Um policial de merda, querendo mostrar serviço, me para. Me revista. Joga minha mochila no
chão. “Sou inocente, não fiz nada!” - Disse. Ele riu e me mandou ir pra puta que pariu. Juntei
minhas coisas, e andei...

Uma raiva do caralho na minha mente. Enfurecido. Procurei me acalmar. Aliás, tinha uma faca
na mochila que eu poderia me auto matar. A noite entra, a cidade continua tumultuada. Ouço
barulho de tiro. Sirenes. Me desvio. Não quero ser considerado suspeito de um assassinato.
Vejo uma escadaria. Olho e vejo jovens armados, com touca na cabeça. Era a porta de uma
favela. Os traficantes me gritaram, eu apenas acenei e vazei.

Não queria entrar pra esse mundo. Minha meta era a paz e liberdade. Se eu entrasse, seria
violência e morte. Encontro uma mulher na rua, vou dialogar. “Boa noite, senhora! Onde fica
a estação mais próxima?”- Perguntei.
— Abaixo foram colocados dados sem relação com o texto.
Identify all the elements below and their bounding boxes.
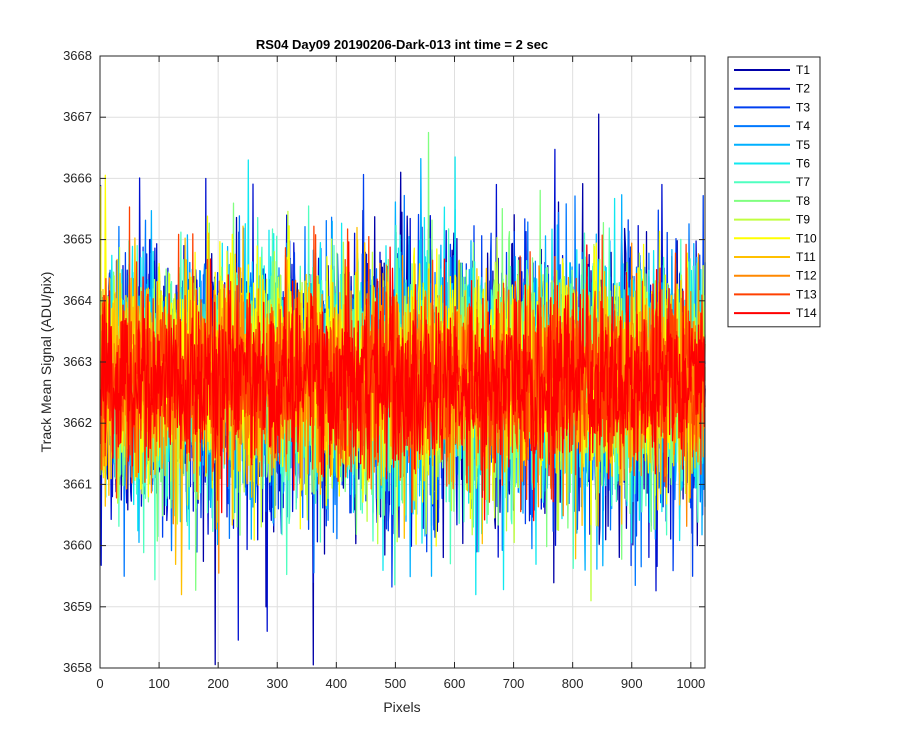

Ela olhou pra mim e não falou nenhum um A. Pelo
menos apontou, e me mostrou o caminho.

Cheguei à estação. Tumulto! As pessoas fazem protesto contra o governo que não ajuda na
melhora da estação. Dizem que o trem está caindo aos pedaços. Opa! Talvez eu vá de graça.
Chego ao guichê, vejo uma passagem sobrando. Pego, leio e entro no trem. Olho entre a
janela e vejo o protesto rolando solto. A polícia tentando acalmar a multidão. Porradaria rola
solta. Bombas de gás lacrimogênio são jogadas. Pessoas desmaiadas.

O governo ri da cara dessas pessoas. E os chefes de Estado não fazem nada. Só querem
comer e beber cachaça. E eu aqui neste trem, sem destino nenhum. Vou até onde o último
ponto. Onde por acaso eu possa encontrar um lugar onde haja paz, igualdade e descanso.

Wallace S. Gonçalves

28/09/2010

“Escrevi esse texto simplesmente pela crítica às indiferenças e preconceitos que

esse mundo possui. E a falta de apoio dos chefes de Estado.”